Hier j’ai passé presque toute la journée seule dans les prairies, tantôt parcourant les champs et embrassant du regard cet espace infini, tandis que mon corps et mon âme se développaient de même et voulaient prendre leur vol, tantôt assise parmi les hélianthes et les astrées près d’une longue colline, sur laquelle se trouvaient quelques buissons. Je lisais Emerson, cet Ariel singulier, pur, rafraîchissant, mais fugitif et volatilisé dans sa philosophie, comme le vent qui roule sur la prairie et tire des fils du télégraphe électrique des sons retentissants et se taisant au même instant. La philosophie d’Emerson ressemble fréquemment à ce vent, quoique lui-même soit quelque chose de bien meilleur. C’est son individualité qui donne ce son merveilleusement ravissant à ses accents incomplets.

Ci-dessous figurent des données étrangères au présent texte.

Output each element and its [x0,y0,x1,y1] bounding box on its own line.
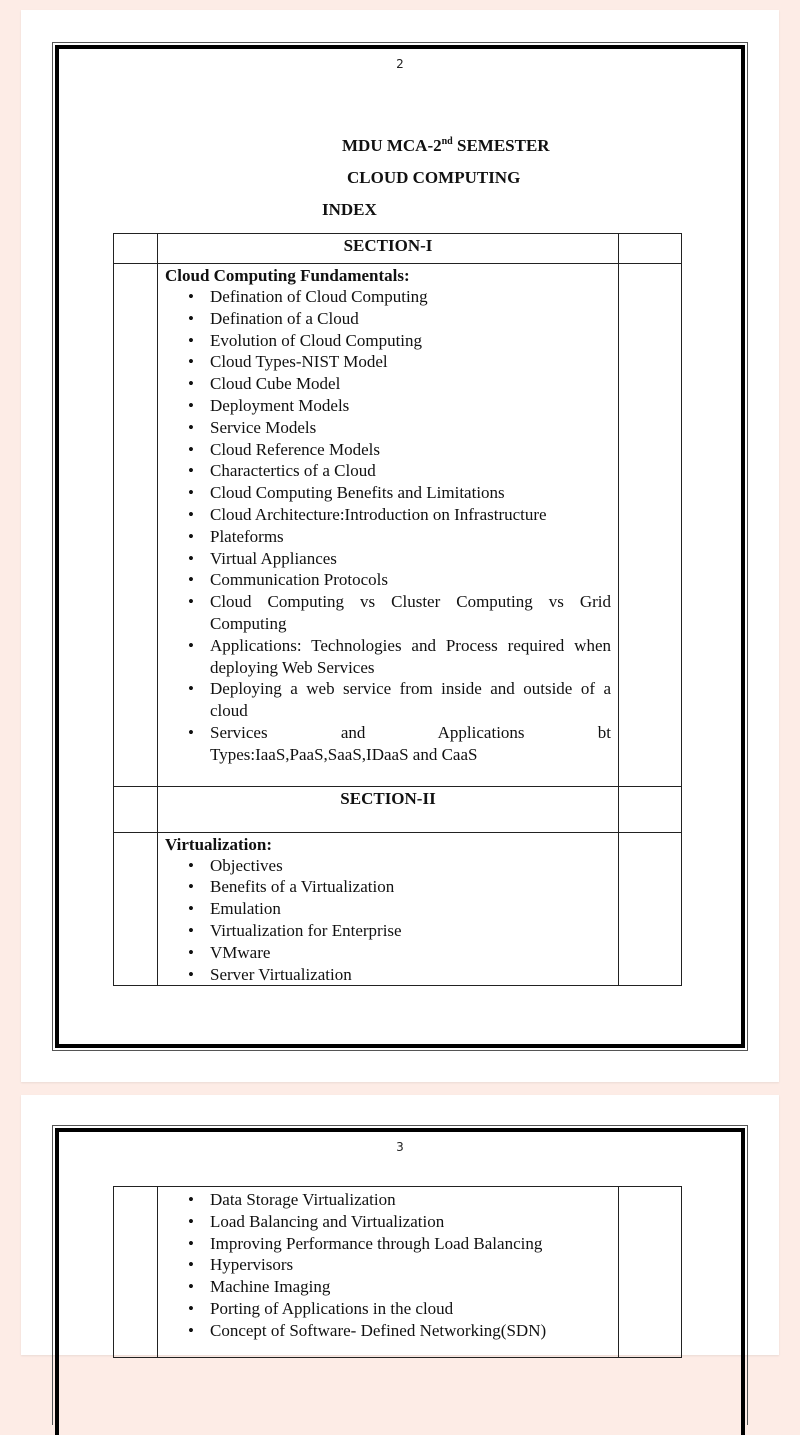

Qu’elle est grande l’impulsion produite par ces champs infinis, avec leur solitude, leur silence ! En vérité, ils développent l’âme, la font croître, respirer profondément. Mais quelle solitude ! Je n’y ai vu aucune habitation, excepté celle où je demeure, pas une créature humaine, point d’animaux, rien, sinon le ciel et la terre parée de fleurs. La journée était belle, chaude, et le soleil resplendissant glissait sur la terre jusqu’à l’horizon, où il se cachait insensiblement dans de légers nuages formés par les exhalaisons du sol et à travers desquels il brillait d’un faible éclat. Cet astre ressemblait ainsi à un grand panthéon avec coupole d’or, debout à l’horizon au-dessus de ce champ sans limite. Ce temple du soleil a été pour moi un symbole que je n’oublierai jamais.